Zihinsel Travma Ile çalışırken Nasıl Tükenmez?

İçindekiler:

Video: Zihinsel Travma Ile çalışırken Nasıl Tükenmez?

Video: Zihinsel Travma Ile çalışırken Nasıl Tükenmez?
Video: GEÇMİŞ TRAVMALAR NASIL BULUNUR BİLİNÇALTI TRAVMALARINI BUL (UYGULAMALI) 2024, Nisan
Zihinsel Travma Ile çalışırken Nasıl Tükenmez?
Zihinsel Travma Ile çalışırken Nasıl Tükenmez?
Anonim

Bugün modern psikoterapinin en önemli sorunlarından biri üzerinde biraz daha ayrıntılı durmak istiyorum. Zihinsel travma psikoterapisinin ekolojisine ve psikoterapistin mesleki tükenmişliğinin önlenmesine odaklanacaktır. Bu konu, deneyimi destekleyen bir süreç olarak yukarıda tartışılan psikoterapi kavramıyla bağlantılı olarak bana çok daha alakalı görünüyor

Doğal olarak şu sorular ortaya çıkıyor: "Terapistin kendisinin deneyimi ile terapi sırasında ne olur?", "Terapistin terapi sırasında kendi hayatındaki olayları yaşamaya hakkı var mı?"

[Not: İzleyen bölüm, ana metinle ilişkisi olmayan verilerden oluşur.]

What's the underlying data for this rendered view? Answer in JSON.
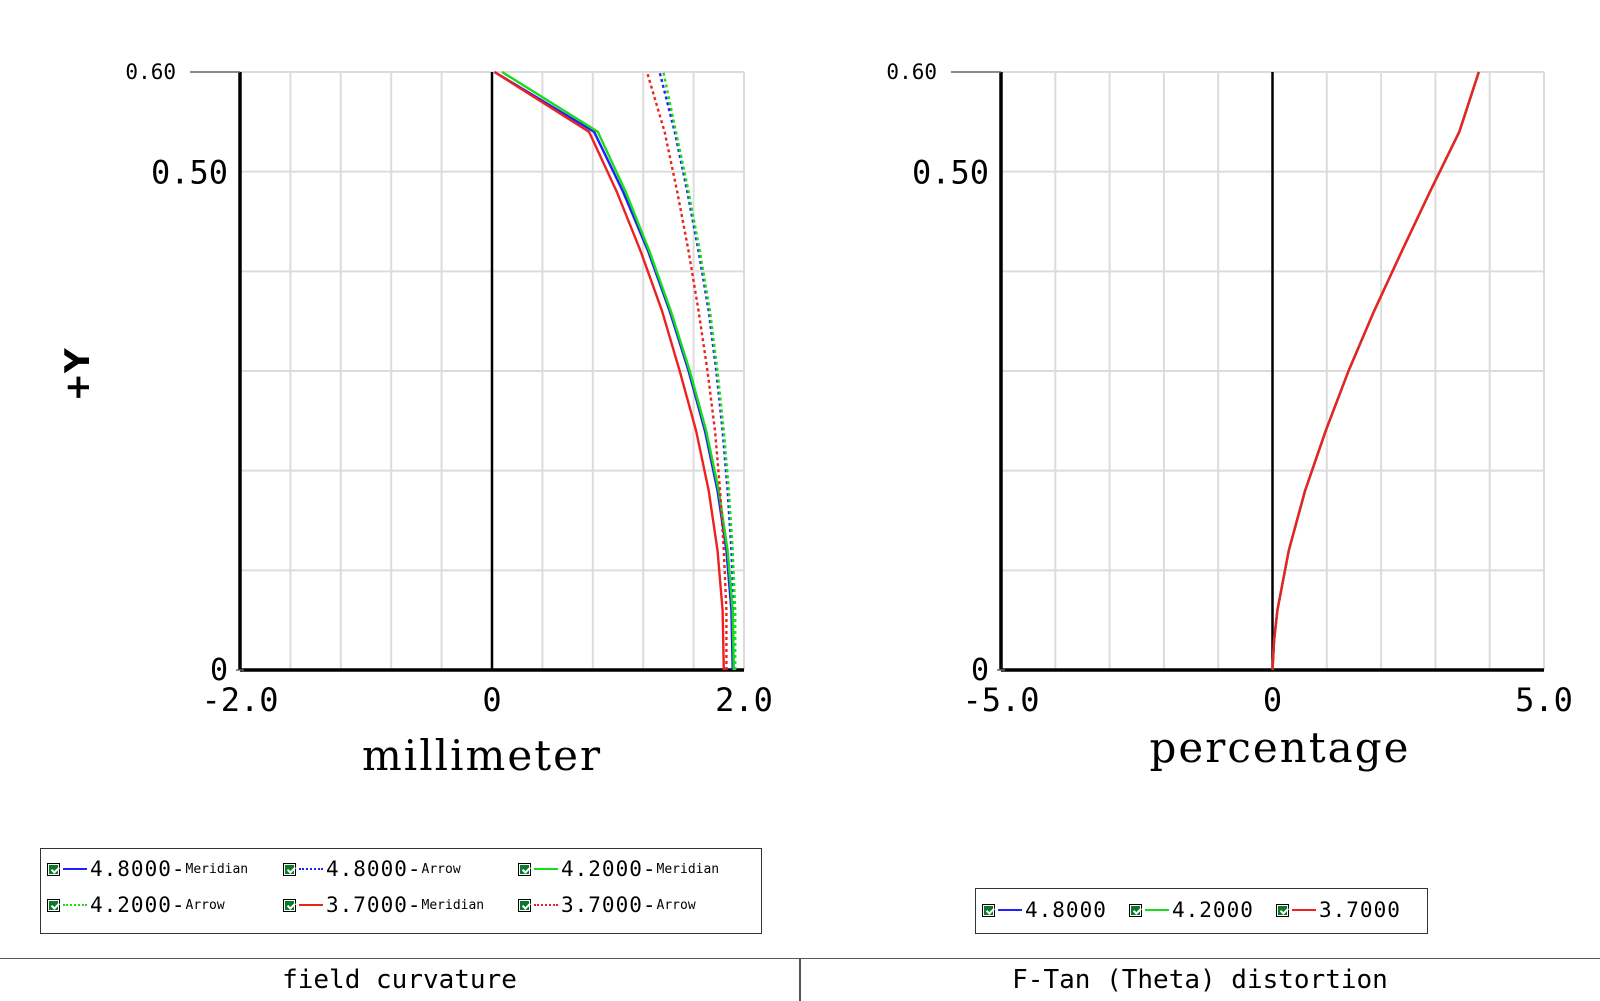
{
  "chart_data": [
    {
      "type": "line",
      "title": "",
      "xlabel": "millimeter",
      "ylabel": "+Y",
      "xlim": [
        -2.0,
        2.0
      ],
      "ylim": [
        0,
        0.6
      ],
      "x_ticks": [
        "-2.0",
        "0",
        "2.0"
      ],
      "y_ticks": [
        "0",
        "0.50",
        "0.60"
      ],
      "grid": true,
      "legend_position": "bottom",
      "series": [
        {
          "name": "4.8000-Meridian",
          "color": "#2020ff",
          "style": "solid",
          "points": [
            [
              1.91,
              0
            ],
            [
              1.9,
              0.06
            ],
            [
              1.86,
              0.12
            ],
            [
              1.79,
              0.18
            ],
            [
              1.69,
              0.24
            ],
            [
              1.56,
              0.3
            ],
            [
              1.41,
              0.36
            ],
            [
              1.24,
              0.42
            ],
            [
              1.04,
              0.48
            ],
            [
              0.81,
              0.54
            ],
            [
              0.02,
              0.6
            ]
          ]
        },
        {
          "name": "4.8000-Arrow",
          "color": "#2020ff",
          "style": "dotted",
          "points": [
            [
              1.92,
              0
            ],
            [
              1.92,
              0.06
            ],
            [
              1.9,
              0.12
            ],
            [
              1.87,
              0.18
            ],
            [
              1.83,
              0.24
            ],
            [
              1.78,
              0.3
            ],
            [
              1.72,
              0.36
            ],
            [
              1.64,
              0.42
            ],
            [
              1.55,
              0.48
            ],
            [
              1.45,
              0.54
            ],
            [
              1.33,
              0.6
            ]
          ]
        },
        {
          "name": "4.2000-Meridian",
          "color": "#18dd18",
          "style": "solid",
          "points": [
            [
              1.92,
              0
            ],
            [
              1.91,
              0.06
            ],
            [
              1.87,
              0.12
            ],
            [
              1.8,
              0.18
            ],
            [
              1.7,
              0.24
            ],
            [
              1.57,
              0.3
            ],
            [
              1.42,
              0.36
            ],
            [
              1.25,
              0.42
            ],
            [
              1.06,
              0.48
            ],
            [
              0.84,
              0.54
            ],
            [
              0.08,
              0.6
            ]
          ]
        },
        {
          "name": "4.2000-Arrow",
          "color": "#18dd18",
          "style": "dotted",
          "points": [
            [
              1.93,
              0
            ],
            [
              1.93,
              0.06
            ],
            [
              1.91,
              0.12
            ],
            [
              1.88,
              0.18
            ],
            [
              1.84,
              0.24
            ],
            [
              1.79,
              0.3
            ],
            [
              1.73,
              0.36
            ],
            [
              1.65,
              0.42
            ],
            [
              1.56,
              0.48
            ],
            [
              1.46,
              0.54
            ],
            [
              1.36,
              0.6
            ]
          ]
        },
        {
          "name": "3.7000-Meridian",
          "color": "#ee2020",
          "style": "solid",
          "points": [
            [
              1.84,
              0
            ],
            [
              1.83,
              0.06
            ],
            [
              1.79,
              0.12
            ],
            [
              1.72,
              0.18
            ],
            [
              1.62,
              0.24
            ],
            [
              1.49,
              0.3
            ],
            [
              1.35,
              0.36
            ],
            [
              1.18,
              0.42
            ],
            [
              0.99,
              0.48
            ],
            [
              0.77,
              0.54
            ],
            [
              0.02,
              0.6
            ]
          ]
        },
        {
          "name": "3.7000-Arrow",
          "color": "#ee2020",
          "style": "dotted",
          "points": [
            [
              1.86,
              0
            ],
            [
              1.86,
              0.06
            ],
            [
              1.84,
              0.12
            ],
            [
              1.81,
              0.18
            ],
            [
              1.77,
              0.24
            ],
            [
              1.71,
              0.3
            ],
            [
              1.64,
              0.36
            ],
            [
              1.56,
              0.42
            ],
            [
              1.47,
              0.48
            ],
            [
              1.37,
              0.54
            ],
            [
              1.23,
              0.6
            ]
          ]
        }
      ]
    },
    {
      "type": "line",
      "title": "",
      "xlabel": "percentage",
      "ylabel": "",
      "xlim": [
        -5.0,
        5.0
      ],
      "ylim": [
        0,
        0.6
      ],
      "x_ticks": [
        "-5.0",
        "0",
        "5.0"
      ],
      "y_ticks": [
        "0",
        "0.50",
        "0.60"
      ],
      "grid": true,
      "legend_position": "bottom",
      "series": [
        {
          "name": "4.8000",
          "color": "#2020ff",
          "style": "solid",
          "points": [
            [
              0,
              0
            ],
            [
              0.03,
              0.03
            ],
            [
              0.09,
              0.06
            ],
            [
              0.3,
              0.12
            ],
            [
              0.6,
              0.18
            ],
            [
              0.98,
              0.24
            ],
            [
              1.4,
              0.3
            ],
            [
              1.87,
              0.36
            ],
            [
              2.38,
              0.42
            ],
            [
              2.9,
              0.48
            ],
            [
              3.44,
              0.54
            ],
            [
              3.8,
              0.6
            ]
          ]
        },
        {
          "name": "4.2000",
          "color": "#18dd18",
          "style": "solid",
          "points": [
            [
              0,
              0
            ],
            [
              0.03,
              0.03
            ],
            [
              0.09,
              0.06
            ],
            [
              0.3,
              0.12
            ],
            [
              0.6,
              0.18
            ],
            [
              0.98,
              0.24
            ],
            [
              1.4,
              0.3
            ],
            [
              1.87,
              0.36
            ],
            [
              2.38,
              0.42
            ],
            [
              2.9,
              0.48
            ],
            [
              3.44,
              0.54
            ],
            [
              3.8,
              0.6
            ]
          ]
        },
        {
          "name": "3.7000",
          "color": "#ee2020",
          "style": "solid",
          "points": [
            [
              0,
              0
            ],
            [
              0.03,
              0.03
            ],
            [
              0.09,
              0.06
            ],
            [
              0.3,
              0.12
            ],
            [
              0.6,
              0.18
            ],
            [
              0.98,
              0.24
            ],
            [
              1.4,
              0.3
            ],
            [
              1.87,
              0.36
            ],
            [
              2.38,
              0.42
            ],
            [
              2.9,
              0.48
            ],
            [
              3.44,
              0.54
            ],
            [
              3.8,
              0.6
            ]
          ]
        }
      ]
    }
  ],
  "legends": {
    "left": [
      {
        "value": "4.8000",
        "type": "Meridian",
        "color": "#2020ff",
        "style": "solid"
      },
      {
        "value": "4.8000",
        "type": "Arrow",
        "color": "#2020ff",
        "style": "dotted"
      },
      {
        "value": "4.2000",
        "type": "Meridian",
        "color": "#18dd18",
        "style": "solid"
      },
      {
        "value": "4.2000",
        "type": "Arrow",
        "color": "#18dd18",
        "style": "dotted"
      },
      {
        "value": "3.7000",
        "type": "Meridian",
        "color": "#ee2020",
        "style": "solid"
      },
      {
        "value": "3.7000",
        "type": "Arrow",
        "color": "#ee2020",
        "style": "dotted"
      }
    ],
    "right": [
      {
        "value": "4.8000",
        "color": "#2020ff"
      },
      {
        "value": "4.2000",
        "color": "#18dd18"
      },
      {
        "value": "3.7000",
        "color": "#ee2020"
      }
    ]
  },
  "footer": {
    "left": "field curvature",
    "right": "F-Tan (Theta) distortion"
  }
}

Bu durumda, haklardan çok zorunlulukla ilgili olduğuna ikna oldum. Bana göre terapistin profesyonel çalışmasında en önemli araç kendi deneyim sürecidir. Terapinin başarısını belirlemede önde gelen terapötik faktör, terapistin mevcut yaşam bağlamını deneyimleme özgürlüğüdür. İlk olarak, terapistin kendi fenomenlerini ele alış biçimi, bir anlamda danışan için bir modeldir.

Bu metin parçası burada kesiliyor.